Yes, Wingnut. Yes I do.

James and the Giant Chainsaw

In Silent Hill 2, one of the bonuses for completing the game is the chance to collect and wield a chainsaw on your second playthrough. Having a chainsaw in any monster-slaying situation usually works out pretty well - just ask Bruce Campbell - but sadly the chainsaw in Silent Hill 2 is a little too cumbersome to be truly effective and you're probably better off just whacking things with a metal pipe. The chainsaw does have a couple of features worth noting, though.



One is that if you stand around for a while with the chainsaw equipped, James will occasionally lift it over his head and bellow like a maniac. Now, this never happened to me when I was first playing Silent Hill 2, because I was always too nervous of impending psychological demon attacks to stand still, but can you imagine if that happened after you'd, say, set the pad down to make a sandwich? That'd be terrifying, as well as providing a clue that James may not be in the best mental health (or at least it would if you didn't have to complete the game to unlock the chainsaw).
The other thing about the chainsaw is really impossible to see under normal gameplay conditions, but I lead such an exciting life that I spent some time looking through all the textures in the game. Would you like to see that chainsaw's texture?


That's right, the chainsaw has "BADASS" written along the blade. I have to assume that's an after-market modification applied by James himself. I don't think chainsaws come out of the box like that, having the word BADASS on the blade is just going to encourage people to get up to chainsaw mischief, the second-most dangerous kind of mischief (after clown mischief). It's wildly inappropriate for the mood of the game, but then that's one of the great things about the Silent Hill series - they've got just a touch of comedy to them, like the UFO endings and Heather's reluctance to stick her hand down a filthy toilet - and it works beautifully in contrast to the overall grimness of the franchise.
As a bonus, poking around in the textures also provided me with confirmation of the names of a couple of businesses in the town of Silent Hill.

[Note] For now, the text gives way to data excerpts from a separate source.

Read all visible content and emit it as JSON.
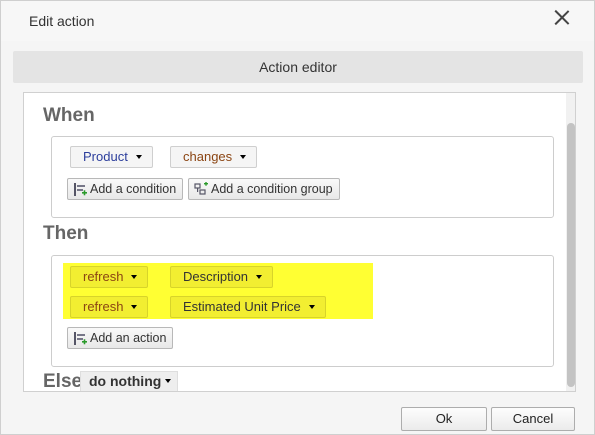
{
  "dialog": {
    "title": "Edit action"
  },
  "editor_header": "Action editor",
  "when": {
    "label": "When",
    "field": "Product",
    "operator": "changes",
    "add_condition": "Add a condition",
    "add_condition_group": "Add a condition group"
  },
  "then": {
    "label": "Then",
    "actions": [
      {
        "verb": "refresh",
        "target": "Description"
      },
      {
        "verb": "refresh",
        "target": "Estimated Unit Price"
      }
    ],
    "add_action": "Add an action",
    "highlight_color": "#ffff33"
  },
  "else": {
    "label": "Else",
    "value": "do nothing"
  },
  "footer": {
    "ok": "Ok",
    "cancel": "Cancel"
  },
  "colors": {
    "field_blue": "#2c3e9c",
    "operator_brown": "#8b4513",
    "heading_gray": "#666666"
  }
}
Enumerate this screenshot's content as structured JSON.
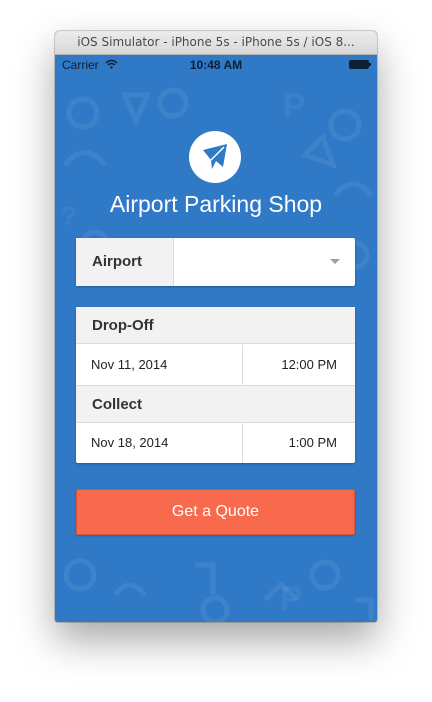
{
  "window": {
    "title": "iOS Simulator - iPhone 5s - iPhone 5s / iOS 8..."
  },
  "status_bar": {
    "carrier": "Carrier",
    "time": "10:48 AM",
    "wifi_icon": "wifi-icon",
    "battery_icon": "battery-icon"
  },
  "app": {
    "title": "Airport Parking Shop",
    "logo_icon": "paper-plane-logo-icon"
  },
  "airport": {
    "label": "Airport",
    "value": ""
  },
  "dropoff": {
    "heading": "Drop-Off",
    "date": "Nov 11, 2014",
    "time": "12:00 PM"
  },
  "collect": {
    "heading": "Collect",
    "date": "Nov 18, 2014",
    "time": "1:00 PM"
  },
  "actions": {
    "quote_label": "Get a Quote"
  },
  "colors": {
    "background": "#3079c6",
    "button": "#f76a4d",
    "card": "#ffffff",
    "header": "#f2f2f2"
  }
}
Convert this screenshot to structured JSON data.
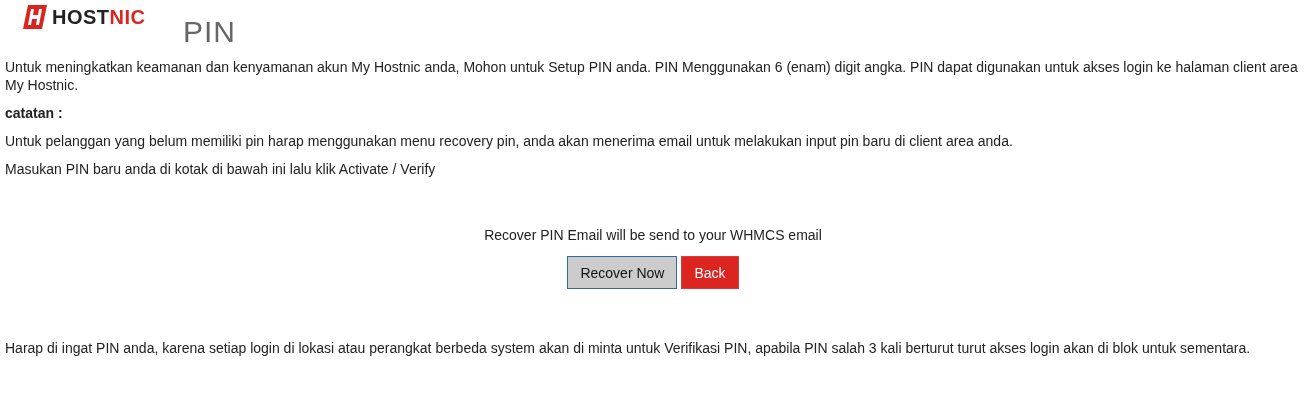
{
  "logo": {
    "text_main": "HOST",
    "text_accent": "NIC"
  },
  "heading": "PIN",
  "intro": "Untuk meningkatkan keamanan dan kenyamanan akun My Hostnic anda, Mohon untuk Setup PIN anda. PIN Menggunakan 6 (enam) digit angka. PIN dapat digunakan untuk akses login ke halaman client area My Hostnic.",
  "note_label": "catatan :",
  "note": "Untuk pelanggan yang belum memiliki pin harap menggunakan menu recovery pin, anda akan menerima email untuk melakukan input pin baru di client area anda.",
  "instruction": "Masukan PIN baru anda di kotak di bawah ini lalu klik Activate / Verify",
  "recover_message": "Recover PIN Email will be send to your WHMCS email",
  "buttons": [
    {
      "kind": "default",
      "label": "Recover Now"
    },
    {
      "kind": "danger",
      "label": "Back"
    }
  ],
  "footer_note": "Harap di ingat PIN anda, karena setiap login di lokasi atau perangkat berbeda system akan di minta untuk Verifikasi PIN, apabila PIN salah 3 kali berturut turut akses login akan di blok untuk sementara."
}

There's a record shop called "I Love Groovy Music," for one thing. What a great name, it's so inclusive - who doesn't like groovy music? That town from Footloose? Exactly.


Then there's a business called Magical Envelopes. I have long wondered what the hell it could possibly be about these envelopes that makes them magical: I know this is Silent Hill, but I don't think the cult's insidious influence extends to granting dark powers to common stationery. The mystery only deepened when I saw the Fashion Envelopes banner, because the idea of a fashionable envelope is one that my brain is not equipped to handle. Maybe it's a command, "fashion envelopes from the paper and glue provided, fill this box with the envelopes you have fashioned, if you see the Red Triangle Thing please report it to your supervisor". That's industry in Silent Hill, folks - the tourist trade, drug trafficking and the best damn envelopes you ever saw.